# DYNAMICALLY RECONFIGURABLE DCT ARCHITECTURES BASED ON BITRATE, POWER, AND IMAGE QUALITY CONSIDERATIONS

Yuebing Jiang and Marios Pattichis

University of NewMexico Department of Electrical and Computer Engineering Albuquerque, NM 87106 {yuebing, pattichis}@ece.unm.edu

### ABSTRACT

We propose a dynamically reconfigurable DCT architecture system that can be used to optimize performance objectives while meeting real-time constraints on power, image quality, and bitrate. The proposed system can be dynamically reconfigured between 4 different modes: (i) minimum power mode, (ii) minimum bitrate mode, (iii) maximum image quality mode, and (iv) typical mode.

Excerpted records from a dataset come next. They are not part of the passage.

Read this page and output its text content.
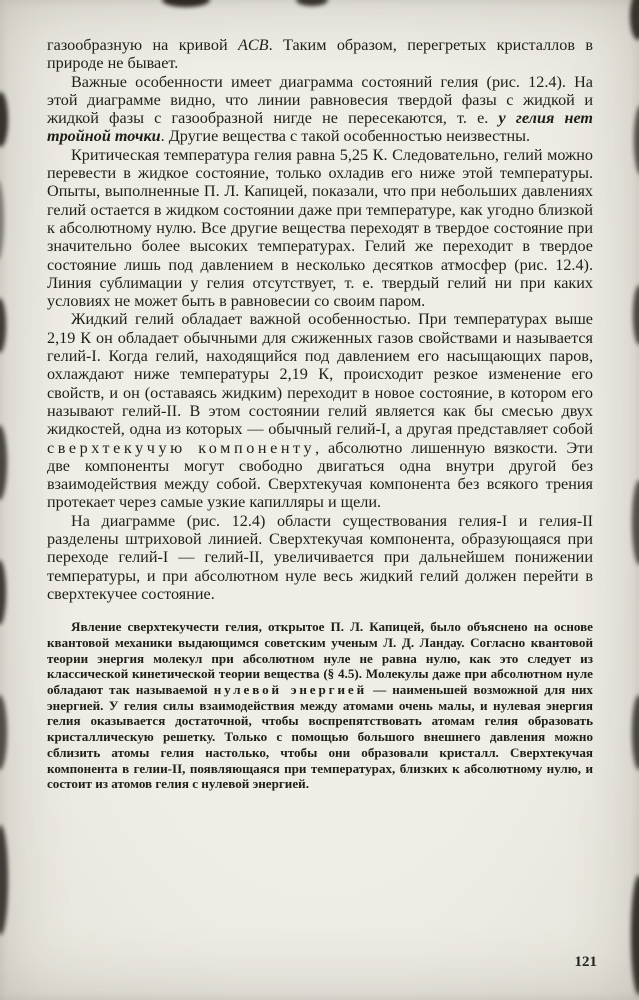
газообразную на кривой ACB. Таким образом, перегретых кристаллов в природе не бывает.

Важные особенности имеет диаграмма состояний гелия (рис. 12.4). На этой диаграмме видно, что линии равновесия твердой фазы с жидкой и жидкой фазы с газообразной нигде не пересекаются, т. е. у гелия нет тройной точки. Другие вещества с такой особенностью неизвестны.

Критическая температура гелия равна 5,25 К. Следовательно, гелий можно перевести в жидкое состояние, только охладив его ниже этой температуры. Опыты, выполненные П. Л. Капицей, показали, что при небольших давлениях гелий остается в жидком состоянии даже при температуре, как угодно близкой к абсолютному нулю. Все другие вещества переходят в твердое состояние при значительно более высоких температурах. Гелий же переходит в твердое состояние лишь под давлением в несколько десятков атмосфер (рис. 12.4). Линия сублимации у гелия отсутствует, т. е. твердый гелий ни при каких условиях не может быть в равновесии со своим паром.

Жидкий гелий обладает важной особенностью. При температурах выше 2,19 К он обладает обычными для сжиженных газов свойствами и называется гелий-I. Когда гелий, находящийся под давлением его насыщающих паров, охлаждают ниже температуры 2,19 К, происходит резкое изменение его свойств, и он (оставаясь жидким) переходит в новое состояние, в котором его называют гелий-II. В этом состоянии гелий является как бы смесью двух жидкостей, одна из которых — обычный гелий-I, а другая представляет собой сверхтекучую компоненту, абсолютно лишенную вязкости. Эти две компоненты могут свободно двигаться одна внутри другой без взаимодействия между собой. Сверхтекучая компонента без всякого трения протекает через самые узкие капилляры и щели.

На диаграмме (рис. 12.4) области существования гелия-I и гелия-II разделены штриховой линией. Сверхтекучая компонента, образующаяся при переходе гелий-I — гелий-II, увеличивается при дальнейшем понижении температуры, и при абсолютном нуле весь жидкий гелий должен перейти в сверхтекучее состояние.

Явление сверхтекучести гелия, открытое П. Л. Капицей, было объяснено на основе квантовой механики выдающимся советским ученым Л. Д. Ландау. Согласно квантовой теории энергия молекул при абсолютном нуле не равна нулю, как это следует из классической кинетической теории вещества (§ 4.5). Молекулы даже при абсолютном нуле обладают так называемой нулевой энергией — наименьшей возможной для них энергией. У гелия силы взаимодействия между атомами очень малы, и нулевая энергия гелия оказывается достаточной, чтобы воспрепятствовать атомам гелия образовать кристаллическую решетку. Только с помощью большого внешнего давления можно сблизить атомы гелия настолько, чтобы они образовали кристалл. Сверхтекучая компонента в гелии-II, появляющаяся при температурах, близких к абсолютному нулю, и состоит из атомов гелия с нулевой энергией.

121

The proposed system relies on the use of efficient DCT implementations that are parameterized by the word-length of the DCT transform coefficients and the use of different quantization quality factors. Optimal DCT architectures and quality factors are pre-computed on a training dataset. The proposed system is validated on the LIVE database using leaveone-out. From the results, it is clear that real-time constraints can be successfully met for the majority of the test images while optimizing for the 4 modes of operation.

*Index Terms*— DCT, finite word length, quantization, Dynamic Partial Reconfiguration.

# 1. INTRODUCTION

Modern mobile devices require image processing solutions that can scale with available power. Wireless networks impose specific constraints on available bandwidth, while users are interested in the quality of the transmitted images. Taken together, we thus have opposing constraints on power, bitrate, and image quality. The design of image compression hardware usually attempts to provide a static hardware solution that can balance these constraints. Unfortunately, the constraints can change in real-time. For example, there is a need for a low-power solution when the battery level of a mobile device is significantly depleted. Network requirements can vary based on location. Furthermore, requirements on image quality can vary based on the changing interests of the user. We propose the development of a dynamically reconfigurable framework that allows the hardware to adapt to these requirements.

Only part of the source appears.